From Observations to Simulations: A Neural-Network Approach to Intracluster Medium Kinematics
E. Gatuzz, J. ZuHone, J. S. Sanders, A. Fabian, A. Liu, C. Pinto, S. Walker
TL;DR
The paper tackles the challenge of constraining intracluster medium (ICM) kinematics by linking XMM-Newton LOS velocity maps of four nearby clusters to synthetic maps from IllustrisTNG-300. It introduces a Siamese CNN that learns a data-driven similarity metric in a learned embedding space, enabling orientation-invariant matching between observations and simulations. By generating $5016$ synthetic velocity maps across $101$ viewing angles and using a triplet-loss objective, the approach identifies best-matching TNG300 halos whose velocity structures reproduce both large-scale gradients and localized substructures, consistent with gas sloshing, AGN feedback, and minor mergers. The results demonstrate a robust, scalable framework for connecting high-resolution X-ray kinematic data to cosmological simulations, with implications for understanding turbulence, feedback, and cluster evolution, and set the stage for future tests with XRISM and Athena.
Abstract
We present a systematic comparison between {\it XMM-Newton} velocity maps of the Virgo, Centaurus, Ophiuchus and A3266 clusters and synthetic velocity maps generated from the Illustris TNG-300 simulations. Our goal is to constrain the physical conditions and dynamical states of the intracluster medium (ICM) through a data-driven approach. We employ a Siamese Convolutional Neural Network (CNN) designed to identify the most analogous simulated cluster to each observed system based on the morphology of their line-of-sight velocity maps. The model learns a high-dimensional similarity metric between observations and simulations, allowing us to capture subtle kinematic and structural patterns beyond traditional statistical tests.
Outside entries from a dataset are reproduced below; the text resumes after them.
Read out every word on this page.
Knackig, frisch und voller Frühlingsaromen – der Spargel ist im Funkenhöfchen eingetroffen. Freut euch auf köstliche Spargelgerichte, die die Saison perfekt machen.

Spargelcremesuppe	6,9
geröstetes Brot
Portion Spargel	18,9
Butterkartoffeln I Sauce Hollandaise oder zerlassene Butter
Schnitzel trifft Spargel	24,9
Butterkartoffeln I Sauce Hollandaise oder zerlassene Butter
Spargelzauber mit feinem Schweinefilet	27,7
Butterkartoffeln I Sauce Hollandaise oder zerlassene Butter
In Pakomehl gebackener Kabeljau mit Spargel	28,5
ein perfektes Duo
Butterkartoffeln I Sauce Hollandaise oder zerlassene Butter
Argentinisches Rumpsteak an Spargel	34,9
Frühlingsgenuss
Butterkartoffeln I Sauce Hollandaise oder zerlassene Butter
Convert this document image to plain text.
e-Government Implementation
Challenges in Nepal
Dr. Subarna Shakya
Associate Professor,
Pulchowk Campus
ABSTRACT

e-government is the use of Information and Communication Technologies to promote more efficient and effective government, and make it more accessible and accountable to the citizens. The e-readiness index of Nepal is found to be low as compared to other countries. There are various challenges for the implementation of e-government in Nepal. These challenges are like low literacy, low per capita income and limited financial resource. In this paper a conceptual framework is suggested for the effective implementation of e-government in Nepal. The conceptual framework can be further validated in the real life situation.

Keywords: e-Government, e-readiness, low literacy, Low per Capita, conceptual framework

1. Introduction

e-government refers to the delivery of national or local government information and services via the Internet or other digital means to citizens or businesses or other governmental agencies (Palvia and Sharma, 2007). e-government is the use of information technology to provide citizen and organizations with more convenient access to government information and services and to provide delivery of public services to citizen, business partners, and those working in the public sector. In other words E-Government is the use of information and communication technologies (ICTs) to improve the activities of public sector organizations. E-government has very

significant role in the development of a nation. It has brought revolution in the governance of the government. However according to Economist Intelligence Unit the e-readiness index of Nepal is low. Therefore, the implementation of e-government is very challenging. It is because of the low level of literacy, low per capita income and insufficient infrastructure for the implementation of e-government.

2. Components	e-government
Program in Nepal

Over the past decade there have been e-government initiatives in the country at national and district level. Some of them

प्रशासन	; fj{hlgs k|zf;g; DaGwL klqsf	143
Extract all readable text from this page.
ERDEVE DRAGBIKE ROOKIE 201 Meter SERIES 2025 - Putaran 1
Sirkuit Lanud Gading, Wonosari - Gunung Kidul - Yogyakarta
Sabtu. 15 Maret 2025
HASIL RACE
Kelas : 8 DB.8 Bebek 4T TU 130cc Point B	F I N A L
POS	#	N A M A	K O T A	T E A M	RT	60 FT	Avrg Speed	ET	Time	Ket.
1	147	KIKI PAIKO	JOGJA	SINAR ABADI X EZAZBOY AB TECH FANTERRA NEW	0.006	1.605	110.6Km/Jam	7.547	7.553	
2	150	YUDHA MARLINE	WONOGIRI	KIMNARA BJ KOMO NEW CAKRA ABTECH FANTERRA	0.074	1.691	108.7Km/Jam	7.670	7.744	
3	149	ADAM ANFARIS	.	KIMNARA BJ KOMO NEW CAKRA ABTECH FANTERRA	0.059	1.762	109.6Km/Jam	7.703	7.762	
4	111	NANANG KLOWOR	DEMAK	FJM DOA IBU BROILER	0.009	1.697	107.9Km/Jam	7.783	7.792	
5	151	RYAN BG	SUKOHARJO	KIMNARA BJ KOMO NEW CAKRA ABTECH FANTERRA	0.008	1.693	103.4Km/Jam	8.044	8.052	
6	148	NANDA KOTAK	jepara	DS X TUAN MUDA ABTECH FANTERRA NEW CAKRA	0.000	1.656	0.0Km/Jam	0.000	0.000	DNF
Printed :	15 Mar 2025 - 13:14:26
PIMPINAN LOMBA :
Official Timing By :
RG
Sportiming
We find that the best-matching simulated halos reproduce the observed large-scale velocity gradients and local kinematic substructures, suggesting that the ICM motions in these clusters arise from a combination of gas sloshing, AGN feedback, and minor merger activity. Our results demonstrate that deep learning provides a powerful and objective framework for connecting X-ray observations to cosmological simulations, offering new insights into the dynamical evolution of galaxy clusters and the mechanisms driving turbulence and bulk flows in the hot ICM.